5月8日に第21回整形外科セミナーが開催されました。

 2021年5月8日に第21回整形外科セミナー「テーマ:整形外科の未来」が甲府アピオ本館で開催されました。今回は:山口大学整形外科学教授の坂井孝司先生、名古屋市立大学整形外科学教授の村上英樹先生、金沢大学整形外科学教授の土屋弘行先生を講師にお招きしました。コロナ禍のなか、検温、ソーシャルディスタンスの確保、アルコール消毒を確実に行ったうえで開催させていただきました。お手伝いいただいた先生方、本当にありがとうございました。

坂井先生には「股関節手術におけるコンピューター支援技術の臨床応用」の演題で御講演いただきました。コンピューター支援技術(CAOS)がどのように股関節手術に寄与するかを詳しく、分かりやすく解説していただきました。理想的かつ正確な骨切り術、インプラントの設置のためのCT baseの術前評価およびシミュレーションの重要性、有用性が理解できました。

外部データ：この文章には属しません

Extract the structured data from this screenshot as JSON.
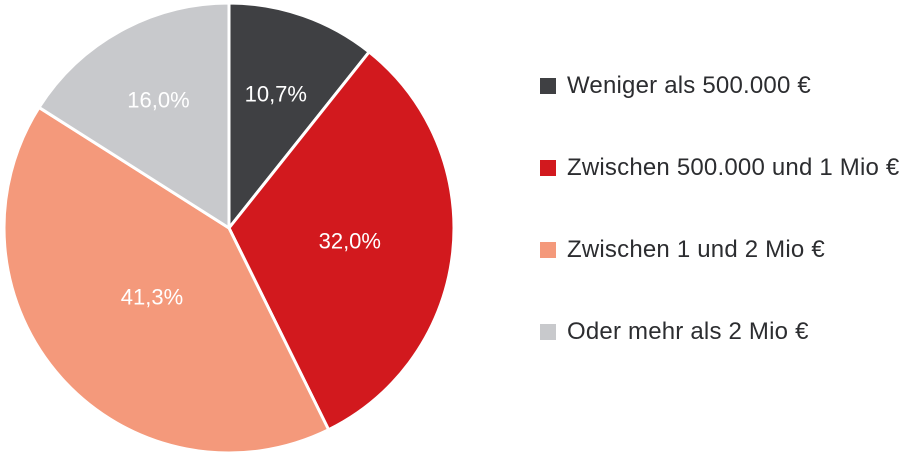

次にロボット手術(MAKOのシステム)について実際の手術動画とともに解説していただきました。カップ設置の正確度についてはマニュアルよりもCT navigationの方がいいことは想像できましたが、ロボット手術(MAKOのシステム)はnavigationに比較してもはるかに正確性が増していることに驚きました。

村上先生には「腫瘍脊椎骨全摘術の進歩」の演題で御講演いただきました。始めに、医療の発展ともにがんサバイバーの増加していること、それに伴い骨転移患者さんが急増していることについてお話しされました。村上先生は転移性脊椎腫瘍の根治治療である腫瘍脊椎骨全的術(TES)の世界の第一人者であり、多くの症例とともに主に手術の適応について解説していただきました。腎癌、甲状腺癌は放射線が効きにくく、これらの癌の脊椎転移に対してTESは非常に良い適応であり、実際に村上先生がされたTES症例の5年生存率は世界中の他施設と比較にならないほど素晴らしいものでした。最後に次世代TESとして、腫瘍骨を凍結して戻すことによってがん免疫を賦活化させる治療法の有用性をお話しいただきました。

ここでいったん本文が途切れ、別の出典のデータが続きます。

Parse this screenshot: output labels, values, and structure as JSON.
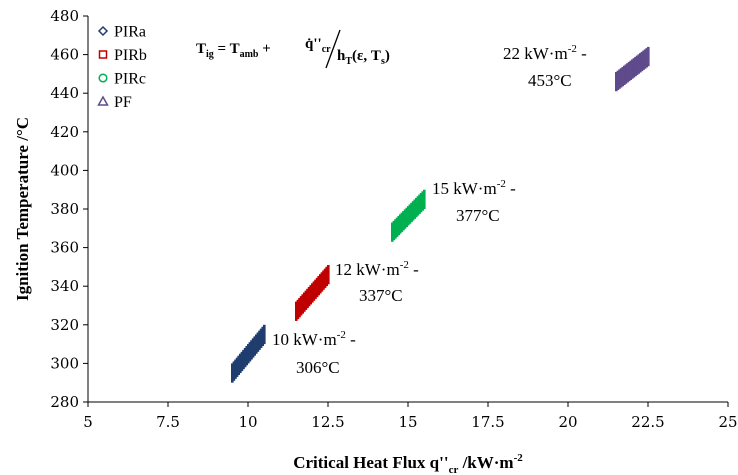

土屋先生からは「骨軟部組織再建術の現状と未来に向けたメッセージ」の演題でZOOMにて御講演いただきました。生物学的再建術と腫瘍用人工関節による再建術を基礎的なところから詳しく教えていただきました。数多くの骨肉腫の手術および術後再建術症例を御提示いただきました。特に、液体窒素による腫瘍部を処理骨として使用する再建術について詳しく説明していただきました。術後のADLとして各症例とも走ったり、サッカーしたりととても素晴らしいと感じました。今後の再建術の未来として、脂肪由来幹細胞を様々な組織に分化させてから再生医療に応用する可能性についてもお話しいただきました。

コロナ禍の中、御多忙の中、山梨までお越しいただき、またZoomで御講演くださった講師の先生方には本当に感謝申し上げます。共催いただきました、山梨大学整形外科セミナー、山梨県病院薬剤師会、田辺三菱製薬株式会社、中外製薬株式会社、大正製薬株式会社、および当日お手伝いをいただいた先生方にはあらためて感謝申し上げます。

 次回は 2021年11月27日に第22回整形外科セミナーを開催予定 です(場所:未定)。皆様、お忙しいと思いますがご参加・ご協力のほどよろしくお願いいたします。